The following diagram illustrates this behavior:
ALL JOIN should only be used when the number of key versions on the right-hand side is limited. If too many versions accumulate, the in-memory hash table may grow uncontrollably and lead to excessive memory usage.
Example
Use Case: Customer Tier History Tracking
Suppose you want to analyze how customer orders relate to historical membership tiers — for example, when a customer’s discount level changed over time.
You have two streams:
CREATE STREAM orders
(
id string,
customer_id string,
product_id string,
price float64,
currency string,
amount uint32
);
CREATE MUTABLE STREAM customer_tiers (
customer_id string,
tier string, -- e.g. "Silver", "Gold", "Platinum"
effective_from datetime64(3)
)
PRIMARY KEY (customer_id, tier);
The customer_tiers stream records every change in a customer’s tier.
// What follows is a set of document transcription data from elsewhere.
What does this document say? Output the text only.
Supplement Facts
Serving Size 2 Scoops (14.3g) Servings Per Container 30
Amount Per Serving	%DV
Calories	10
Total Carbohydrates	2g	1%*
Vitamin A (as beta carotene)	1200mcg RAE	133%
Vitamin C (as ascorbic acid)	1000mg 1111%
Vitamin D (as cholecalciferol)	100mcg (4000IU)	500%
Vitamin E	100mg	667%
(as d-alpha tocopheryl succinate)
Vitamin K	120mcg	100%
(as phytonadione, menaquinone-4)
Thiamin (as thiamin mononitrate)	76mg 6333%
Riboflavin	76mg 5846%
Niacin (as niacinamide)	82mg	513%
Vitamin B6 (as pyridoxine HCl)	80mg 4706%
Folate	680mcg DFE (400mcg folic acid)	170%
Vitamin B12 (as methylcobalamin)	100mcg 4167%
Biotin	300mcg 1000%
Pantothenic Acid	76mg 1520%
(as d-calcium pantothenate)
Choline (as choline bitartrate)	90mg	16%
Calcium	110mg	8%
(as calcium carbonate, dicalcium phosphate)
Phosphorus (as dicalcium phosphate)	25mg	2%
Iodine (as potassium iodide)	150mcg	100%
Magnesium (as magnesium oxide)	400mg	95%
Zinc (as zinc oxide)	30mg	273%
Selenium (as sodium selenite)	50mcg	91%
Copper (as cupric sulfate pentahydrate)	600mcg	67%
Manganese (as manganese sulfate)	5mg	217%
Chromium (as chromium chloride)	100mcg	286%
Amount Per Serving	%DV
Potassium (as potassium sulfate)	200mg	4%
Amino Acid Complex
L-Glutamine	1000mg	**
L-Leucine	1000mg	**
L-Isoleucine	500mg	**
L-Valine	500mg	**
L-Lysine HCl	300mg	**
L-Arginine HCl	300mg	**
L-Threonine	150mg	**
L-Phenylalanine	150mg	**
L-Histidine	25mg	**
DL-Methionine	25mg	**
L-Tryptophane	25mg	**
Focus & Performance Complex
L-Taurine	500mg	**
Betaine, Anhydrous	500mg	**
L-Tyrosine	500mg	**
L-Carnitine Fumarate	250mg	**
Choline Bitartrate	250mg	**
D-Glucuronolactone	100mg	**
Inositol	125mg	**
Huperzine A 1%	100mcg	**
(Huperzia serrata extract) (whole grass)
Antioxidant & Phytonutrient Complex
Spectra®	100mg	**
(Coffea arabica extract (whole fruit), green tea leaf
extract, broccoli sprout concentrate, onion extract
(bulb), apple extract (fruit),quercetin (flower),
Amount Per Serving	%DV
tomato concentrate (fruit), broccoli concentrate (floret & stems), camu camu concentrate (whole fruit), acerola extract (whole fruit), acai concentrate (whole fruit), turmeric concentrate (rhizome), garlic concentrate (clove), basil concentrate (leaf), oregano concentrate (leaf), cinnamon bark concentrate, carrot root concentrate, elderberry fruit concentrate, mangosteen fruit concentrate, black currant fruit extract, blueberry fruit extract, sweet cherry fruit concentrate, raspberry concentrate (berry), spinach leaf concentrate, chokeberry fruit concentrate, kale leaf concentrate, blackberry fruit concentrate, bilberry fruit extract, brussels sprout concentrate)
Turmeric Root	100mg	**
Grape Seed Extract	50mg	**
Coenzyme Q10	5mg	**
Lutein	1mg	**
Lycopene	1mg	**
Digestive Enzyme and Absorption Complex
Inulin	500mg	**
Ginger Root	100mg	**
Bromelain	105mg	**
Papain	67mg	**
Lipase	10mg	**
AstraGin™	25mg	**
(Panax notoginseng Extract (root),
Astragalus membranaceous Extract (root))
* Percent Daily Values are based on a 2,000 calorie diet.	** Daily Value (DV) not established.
Over time, the same customer ID may have multiple entries.
Now, to enrich every order with all versions of the customer tier data:
SELECT
o.id,
o.customer_id,
o.amount,
c.tier,
c.effective_from
FROM orders AS o
ALL JOIN customer_tiers AS c
ON o.customer_id = c.customer_id;
Explanation:
- Timeplus builds a dynamic hash table of
customer_tiers, keeping all versions percustomer_id. - Each incoming order probes the hash table and joins with every version of the customer’s tier record.
- This means one order may produce multiple join results — one for each historical tier.
- It’s ideal for analyzing how business metrics relate to reference data changes (e.g., how sales patterns differ across historical tier transitions).
Since ALL JOIN retains all key versions in memory, it’s best suited for datasets where key versioning is limited — otherwise memory usage can grow significantly.